I stir fried one package with veggies and tofu the other I made a Hungry Girl recipe (can't remember which one). I'd rather have a small portion of the Smart Choice pasta (purple box with added calcium and fiber) that these. |
I used tofu shiratake noodles for the first time a couple of nights ago. The jury's still out.
I used the Hungry Girl's alfredo recipe as a guide, but doctored it up - added some more spices, used 2% Greek yogurt instead of FF sour cream (can't STAND fat-free dairy) and added chicken and lots of veggies. Pros: - An absolutely enormous amount of food for minimal calories. I can see using these noodles as a standby whenever I need a good dinner but my calories for the day are running low. - Pretty cheap, and can be mixed with lots of different things for differen meals. - Prep was quick. Cons: - Prep was quick, but slightly annoying - rinse, drain, dry (I used a pan on med-high heat on my stove top, and moved the noodles around until the water was all gone). It felt like a lot of steps, but it's possible I'll get used to it once I prepare them more. - Not much taste at all. I feel like real pasta has flavor, and this was bland. Maybe others think that's a good thing. :) - Texture. It's not gross or anything, but it IS different from pasta, so that would take some getting used to. Some have mentioned a smell before rinsing, but it's no worse than other fresh tofu products and didn't bother me at all. As far as volume for calories, these can't be beat, so I'll definitely eat them again. At this point, though, I don't ever see me choosing these over actual pasta if I had room in my calorie budget. |
My mom just started the Atkins diet and she wants to try these noodles.
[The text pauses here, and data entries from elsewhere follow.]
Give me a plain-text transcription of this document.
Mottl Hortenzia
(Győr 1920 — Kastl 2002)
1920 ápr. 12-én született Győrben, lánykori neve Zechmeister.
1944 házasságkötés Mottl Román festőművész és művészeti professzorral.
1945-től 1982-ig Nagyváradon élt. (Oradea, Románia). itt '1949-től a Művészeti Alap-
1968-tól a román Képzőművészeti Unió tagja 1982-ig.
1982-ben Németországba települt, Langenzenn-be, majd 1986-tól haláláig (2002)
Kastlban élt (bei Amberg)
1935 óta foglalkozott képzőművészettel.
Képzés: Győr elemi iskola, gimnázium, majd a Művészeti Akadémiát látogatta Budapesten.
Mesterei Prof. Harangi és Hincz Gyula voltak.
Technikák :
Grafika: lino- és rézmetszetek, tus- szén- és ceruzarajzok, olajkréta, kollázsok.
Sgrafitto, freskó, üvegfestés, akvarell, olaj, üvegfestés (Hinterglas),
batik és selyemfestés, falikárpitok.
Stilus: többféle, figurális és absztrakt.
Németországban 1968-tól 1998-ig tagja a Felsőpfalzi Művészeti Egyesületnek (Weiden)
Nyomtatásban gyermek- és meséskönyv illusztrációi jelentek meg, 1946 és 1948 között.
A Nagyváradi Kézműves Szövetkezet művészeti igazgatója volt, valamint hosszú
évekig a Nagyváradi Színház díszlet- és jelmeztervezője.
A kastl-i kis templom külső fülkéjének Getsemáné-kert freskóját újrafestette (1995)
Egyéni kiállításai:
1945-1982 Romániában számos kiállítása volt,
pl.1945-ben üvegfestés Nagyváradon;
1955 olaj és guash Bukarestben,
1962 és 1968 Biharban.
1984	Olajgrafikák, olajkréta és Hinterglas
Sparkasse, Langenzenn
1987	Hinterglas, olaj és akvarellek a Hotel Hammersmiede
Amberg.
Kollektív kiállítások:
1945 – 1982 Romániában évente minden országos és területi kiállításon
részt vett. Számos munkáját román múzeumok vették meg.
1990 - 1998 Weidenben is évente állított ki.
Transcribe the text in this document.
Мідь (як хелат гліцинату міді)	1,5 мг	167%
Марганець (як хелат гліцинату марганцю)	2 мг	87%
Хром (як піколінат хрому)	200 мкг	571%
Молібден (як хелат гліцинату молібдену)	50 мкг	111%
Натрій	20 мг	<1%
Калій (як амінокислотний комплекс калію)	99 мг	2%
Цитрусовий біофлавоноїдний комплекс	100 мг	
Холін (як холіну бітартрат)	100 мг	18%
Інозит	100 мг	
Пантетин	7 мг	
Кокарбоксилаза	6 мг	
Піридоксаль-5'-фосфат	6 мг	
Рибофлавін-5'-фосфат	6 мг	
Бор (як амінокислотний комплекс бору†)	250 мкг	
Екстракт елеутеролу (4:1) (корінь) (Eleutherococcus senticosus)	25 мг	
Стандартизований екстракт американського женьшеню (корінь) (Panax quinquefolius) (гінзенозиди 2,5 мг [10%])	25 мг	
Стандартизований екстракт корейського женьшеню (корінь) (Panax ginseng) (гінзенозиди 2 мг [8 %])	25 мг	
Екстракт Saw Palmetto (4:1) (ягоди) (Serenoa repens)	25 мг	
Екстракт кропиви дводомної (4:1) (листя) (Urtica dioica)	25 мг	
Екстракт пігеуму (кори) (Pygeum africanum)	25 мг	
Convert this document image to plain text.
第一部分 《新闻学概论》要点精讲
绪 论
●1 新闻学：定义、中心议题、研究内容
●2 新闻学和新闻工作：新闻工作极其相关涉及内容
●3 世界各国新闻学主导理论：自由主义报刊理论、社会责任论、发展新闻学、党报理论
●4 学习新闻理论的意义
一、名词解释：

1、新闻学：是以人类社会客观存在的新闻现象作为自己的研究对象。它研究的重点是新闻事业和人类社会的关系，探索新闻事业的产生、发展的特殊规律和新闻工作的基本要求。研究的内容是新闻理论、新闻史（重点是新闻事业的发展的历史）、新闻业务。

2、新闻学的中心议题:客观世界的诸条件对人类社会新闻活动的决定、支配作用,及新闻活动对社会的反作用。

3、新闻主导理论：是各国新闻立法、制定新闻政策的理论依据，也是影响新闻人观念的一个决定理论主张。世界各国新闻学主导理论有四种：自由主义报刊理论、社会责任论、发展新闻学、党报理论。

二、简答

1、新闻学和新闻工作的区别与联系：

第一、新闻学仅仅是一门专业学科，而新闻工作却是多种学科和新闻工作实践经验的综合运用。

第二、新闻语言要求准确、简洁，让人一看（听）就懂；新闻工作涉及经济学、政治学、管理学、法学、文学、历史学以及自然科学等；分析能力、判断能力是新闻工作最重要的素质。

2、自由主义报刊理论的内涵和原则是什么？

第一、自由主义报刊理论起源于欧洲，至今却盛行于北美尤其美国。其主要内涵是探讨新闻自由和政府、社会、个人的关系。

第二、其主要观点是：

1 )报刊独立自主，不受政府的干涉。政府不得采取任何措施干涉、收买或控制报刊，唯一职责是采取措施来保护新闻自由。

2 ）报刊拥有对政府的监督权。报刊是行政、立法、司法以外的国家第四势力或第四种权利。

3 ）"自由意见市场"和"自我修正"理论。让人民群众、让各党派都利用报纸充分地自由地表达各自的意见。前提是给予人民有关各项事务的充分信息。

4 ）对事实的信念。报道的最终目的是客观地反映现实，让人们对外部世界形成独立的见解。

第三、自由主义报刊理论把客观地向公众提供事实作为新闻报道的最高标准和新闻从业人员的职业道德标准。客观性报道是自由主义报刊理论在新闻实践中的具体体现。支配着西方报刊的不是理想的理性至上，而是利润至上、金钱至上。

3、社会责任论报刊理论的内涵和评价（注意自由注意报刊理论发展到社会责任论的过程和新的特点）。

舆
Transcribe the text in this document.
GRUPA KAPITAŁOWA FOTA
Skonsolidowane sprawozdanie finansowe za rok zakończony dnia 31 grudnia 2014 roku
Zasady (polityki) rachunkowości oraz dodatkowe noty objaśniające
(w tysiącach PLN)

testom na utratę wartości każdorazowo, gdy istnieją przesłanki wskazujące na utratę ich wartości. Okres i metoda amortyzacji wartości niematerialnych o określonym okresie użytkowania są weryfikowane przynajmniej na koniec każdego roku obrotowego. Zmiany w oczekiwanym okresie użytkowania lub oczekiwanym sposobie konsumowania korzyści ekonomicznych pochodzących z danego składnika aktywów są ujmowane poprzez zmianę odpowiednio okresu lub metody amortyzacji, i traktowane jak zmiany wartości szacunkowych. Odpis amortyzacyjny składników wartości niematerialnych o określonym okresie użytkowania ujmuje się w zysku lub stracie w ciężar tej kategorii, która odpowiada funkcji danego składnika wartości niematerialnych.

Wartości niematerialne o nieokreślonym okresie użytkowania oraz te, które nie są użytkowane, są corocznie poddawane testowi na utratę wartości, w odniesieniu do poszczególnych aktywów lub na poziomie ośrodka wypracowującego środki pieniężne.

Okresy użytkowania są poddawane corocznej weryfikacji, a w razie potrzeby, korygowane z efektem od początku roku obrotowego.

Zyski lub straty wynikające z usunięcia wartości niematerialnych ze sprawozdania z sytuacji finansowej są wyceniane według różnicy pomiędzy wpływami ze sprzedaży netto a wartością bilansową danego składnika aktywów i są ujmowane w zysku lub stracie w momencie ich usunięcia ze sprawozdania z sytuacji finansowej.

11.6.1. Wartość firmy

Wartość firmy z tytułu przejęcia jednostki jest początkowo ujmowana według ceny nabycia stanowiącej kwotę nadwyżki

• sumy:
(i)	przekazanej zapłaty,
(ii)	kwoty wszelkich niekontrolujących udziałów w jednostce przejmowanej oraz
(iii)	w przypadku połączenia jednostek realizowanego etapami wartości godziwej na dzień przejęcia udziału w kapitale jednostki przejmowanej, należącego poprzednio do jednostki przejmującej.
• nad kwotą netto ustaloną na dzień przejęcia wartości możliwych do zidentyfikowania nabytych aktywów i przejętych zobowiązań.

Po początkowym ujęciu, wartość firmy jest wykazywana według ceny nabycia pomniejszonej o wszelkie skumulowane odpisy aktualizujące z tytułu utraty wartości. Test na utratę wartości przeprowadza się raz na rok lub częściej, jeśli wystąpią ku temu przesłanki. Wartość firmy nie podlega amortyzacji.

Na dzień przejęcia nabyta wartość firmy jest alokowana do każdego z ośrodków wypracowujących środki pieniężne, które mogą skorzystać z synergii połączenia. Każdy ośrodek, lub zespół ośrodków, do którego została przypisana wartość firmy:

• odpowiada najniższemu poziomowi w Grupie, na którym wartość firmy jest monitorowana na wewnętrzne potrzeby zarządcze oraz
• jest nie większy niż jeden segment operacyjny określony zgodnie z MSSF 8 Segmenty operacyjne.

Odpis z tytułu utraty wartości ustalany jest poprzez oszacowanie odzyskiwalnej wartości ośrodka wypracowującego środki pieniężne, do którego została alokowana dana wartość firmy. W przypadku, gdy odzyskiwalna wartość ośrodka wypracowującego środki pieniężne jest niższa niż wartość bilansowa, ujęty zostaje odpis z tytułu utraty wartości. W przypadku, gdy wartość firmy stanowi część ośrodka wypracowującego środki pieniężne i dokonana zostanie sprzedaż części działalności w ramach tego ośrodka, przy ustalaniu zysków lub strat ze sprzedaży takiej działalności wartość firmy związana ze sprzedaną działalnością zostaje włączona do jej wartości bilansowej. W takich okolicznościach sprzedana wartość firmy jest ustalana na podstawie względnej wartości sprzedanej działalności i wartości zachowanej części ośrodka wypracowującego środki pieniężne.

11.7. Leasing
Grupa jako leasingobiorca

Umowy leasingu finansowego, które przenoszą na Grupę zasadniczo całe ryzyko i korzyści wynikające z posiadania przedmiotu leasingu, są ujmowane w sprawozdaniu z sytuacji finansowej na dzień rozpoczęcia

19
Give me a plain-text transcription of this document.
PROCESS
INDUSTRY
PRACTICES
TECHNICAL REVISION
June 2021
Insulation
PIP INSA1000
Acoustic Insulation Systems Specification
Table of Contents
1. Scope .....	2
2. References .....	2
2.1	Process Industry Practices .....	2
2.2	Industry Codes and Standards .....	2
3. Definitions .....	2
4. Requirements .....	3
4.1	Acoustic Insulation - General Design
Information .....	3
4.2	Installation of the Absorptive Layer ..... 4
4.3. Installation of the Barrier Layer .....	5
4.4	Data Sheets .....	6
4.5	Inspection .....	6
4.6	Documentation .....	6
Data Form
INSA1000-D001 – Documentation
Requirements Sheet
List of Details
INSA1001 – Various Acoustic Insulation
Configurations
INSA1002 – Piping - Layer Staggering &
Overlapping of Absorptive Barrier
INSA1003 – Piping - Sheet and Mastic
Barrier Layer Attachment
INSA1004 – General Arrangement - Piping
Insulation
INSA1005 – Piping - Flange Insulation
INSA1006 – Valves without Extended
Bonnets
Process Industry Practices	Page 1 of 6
I'll probably be trying them as well so I'll tell you how they turn out for me. :P |
I love these noodles. When I was doing low carb, they were a great help. The trick is to rinse them very well, then boil about a minute, and rise again, to remove the yucky fish smell. They will work on any food plan as they are low carb and super low calorie, too. They are yummy with Walden Farms zero calorie marinara or alfredo sauce.